Bronson pensó en Jackie, tumbada muerta en el vestíbulo de piedra, en Mark, asesinado en su piso, y en Jeremy Goldman muriendo a causa de unas horribles heridas en alguna calle de Londres. Todos habían muerto para que se preservaran estas reliquias.

—Está claro —dijo él— que deberíamos conservarlas.

Puente dirigió su mirada a Mandino.

—Ya conocemos su opinión —dijo él, y se giró en dirección a Rogan—. ¿Qué opina?

—Que las destruyamos —dijo Rogan.

—¿Verrochio?

El hombre que se encontraba junto a él asintió con la cabeza.

—Quemémoslas.

—Tres votos a favor de destruirlas y dos a favor de conservarlas —dijo Puente—. Usted, señor —se giró en dirección a Perini, quien continuaba utilizando a Ángela como escudo humano—. ¿Cuál es su decisión?

—Destruirlas.

—Me temo —dijo Puente— que estamos de acuerdo por mayoría. Debemos pensar en el bien del mayor número de personas posible. —Miró alrededor de la sala—. Incluso a mí me entristece ver como se destruyen objetos de tal antigüedad e importancia, pero dadas las circunstancias, sinceramente, no veo otra opción. Señor Mandino, si estas reliquias dejan de existir, ¿se acabaría con el asunto?

—Sí. Mis instrucciones eran asegurarme de que eran destruidas.

—Y en caso de hacerlo, ¿qué nos ocurrirá a los que hemos visto las reliquias, y sabemos lo que contienen?

—Nada, le doy mi palabra. Sin los objetos, no hay prueba alguna de sus contenidos —dijo Mandino.

Puente asintió con la cabeza. A Bronson le parecía que se había hecho con el control de la situación.

Puente se acercó al escritorio y extrajo la tarjeta de memoria de la cámara que había utilizado.

—Todas las fotografías de esta tarjeta son de estos objetos —dijo él, y tras coger unas enormes tijeras, la cortó en cuatro pedazos—. Ahora voy a destruir las reliquias. Lo haré ahora mismo, con todos ustedes como testigos, les guste o no.

Puente señaló hacia la pared lateral que se encontraba junto a la puerta de entrada, y todos siguieron con la mirada su gesto.

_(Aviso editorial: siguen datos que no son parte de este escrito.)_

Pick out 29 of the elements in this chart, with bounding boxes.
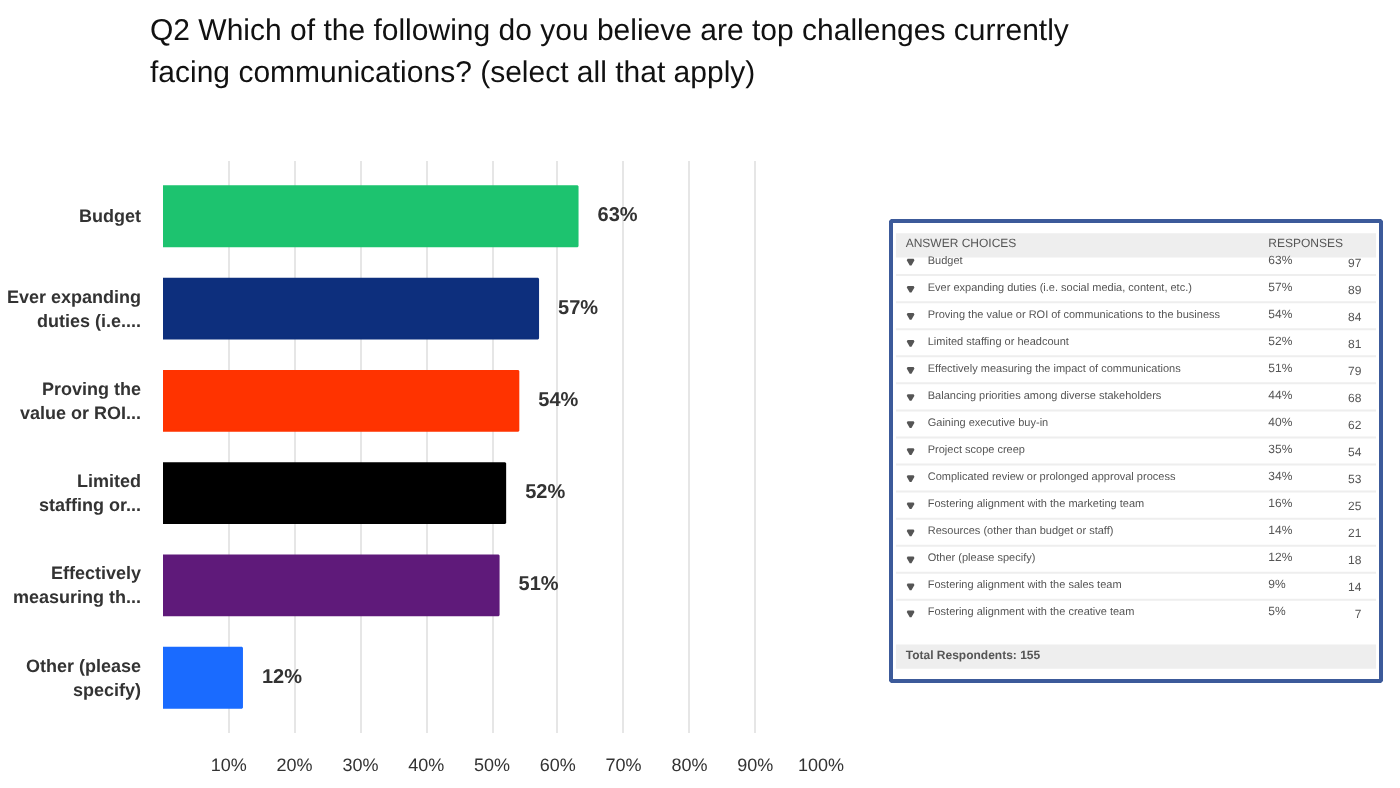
data-label: 63% xyxy=(597,205,638,228)
y-tick-label: Ever expanding duties (i.e.... xyxy=(6,286,142,331)
y-tick-label: Other (please specify) xyxy=(25,655,142,700)
x-tick-label: 20% xyxy=(276,755,313,775)
y-tick-label: Limited staffing or... xyxy=(38,471,142,516)
x-tick-label: 50% xyxy=(473,755,511,775)
data-label: 52% xyxy=(525,482,566,505)
data-label: 57% xyxy=(558,297,599,320)
y-tick-label: Effectively measuring th... xyxy=(12,563,142,608)
x-tick-label: 10% xyxy=(210,755,247,775)
x-tick-label: 90% xyxy=(737,755,774,775)
bar xyxy=(163,554,500,617)
data-label: 12% xyxy=(261,666,303,689)
bar xyxy=(163,462,507,525)
x-tick-label: 70% xyxy=(605,755,642,775)
y-tick-label: Proving the value or ROI... xyxy=(19,378,142,423)
chart-title: Q2 Which of the following do you believe are top challenges currently facing communications? (select all that apply) xyxy=(148,12,1071,95)
x-tick-label: 60% xyxy=(539,755,576,775)
x-tick-label: 80% xyxy=(671,755,708,775)
bar xyxy=(163,185,579,248)
x-tick-label: 100% xyxy=(797,755,845,775)
data-label: 51% xyxy=(518,574,559,597)
data-label: 54% xyxy=(538,389,579,412)
x-tick-label: 40% xyxy=(408,755,445,775)
y-tick-label: Budget xyxy=(79,206,142,227)
bar xyxy=(163,646,243,709)
bar xyxy=(163,369,520,432)
bar xyxy=(163,277,540,340)
x-tick-label: 30% xyxy=(342,755,379,775)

—Esa caja roja controla los detectores de humo y la alarma de incendios —dijo él—. Antes de que pueda quemarlas, alguien tiene que desconectar el sistema, de no ser así, los aspersores comenzarán a funcionar.

—Yo lo haré —dijo Rogan, se dirigió a la caja y pulsó un par de interruptores.

—Los papiros arden muy bien —dijo Puente, con un tono de voz que mostraba su pesar—, así que no llevará mucho tiempo.

Colocó una plancha de acero cuadrada en su escritorio, luego cogió el pergamino, sacó un mechero y le prendió fuego a uno de los extremos. En cuestión de segundos, el papiro ardió como la yesca, y muy pronto, lo único que quedó fue un montón de cenizas. Puente abrió el primero de los dípticos y mantuvo la llama del mechero en contacto con la cera, hasta que comenzó a gotear y se fundió sobre el acero. La madera no prendió, así que cogió un pequeño martillo y, con unos cuantos golpes, quedó reducida a polvo y astillas. Luego repitió el proceso con el segundo díptico.

—Ya está —dijo él, con un intento poco entusiasta por sonreír—. El mundo de la religión organizada estará a salvo por toda la eternidad.

Durante un momento, nadie se movió, como si la atrocidad de las acciones de Puente los hubieran dejado de piedra y, de repente, Perini empujó a Ángela hacia un lado, levantó la pistola y le disparó a Rogan en el corazón. Luego movió el arma y efectuó un segundo disparo que le atravesó el pecho a Mandino.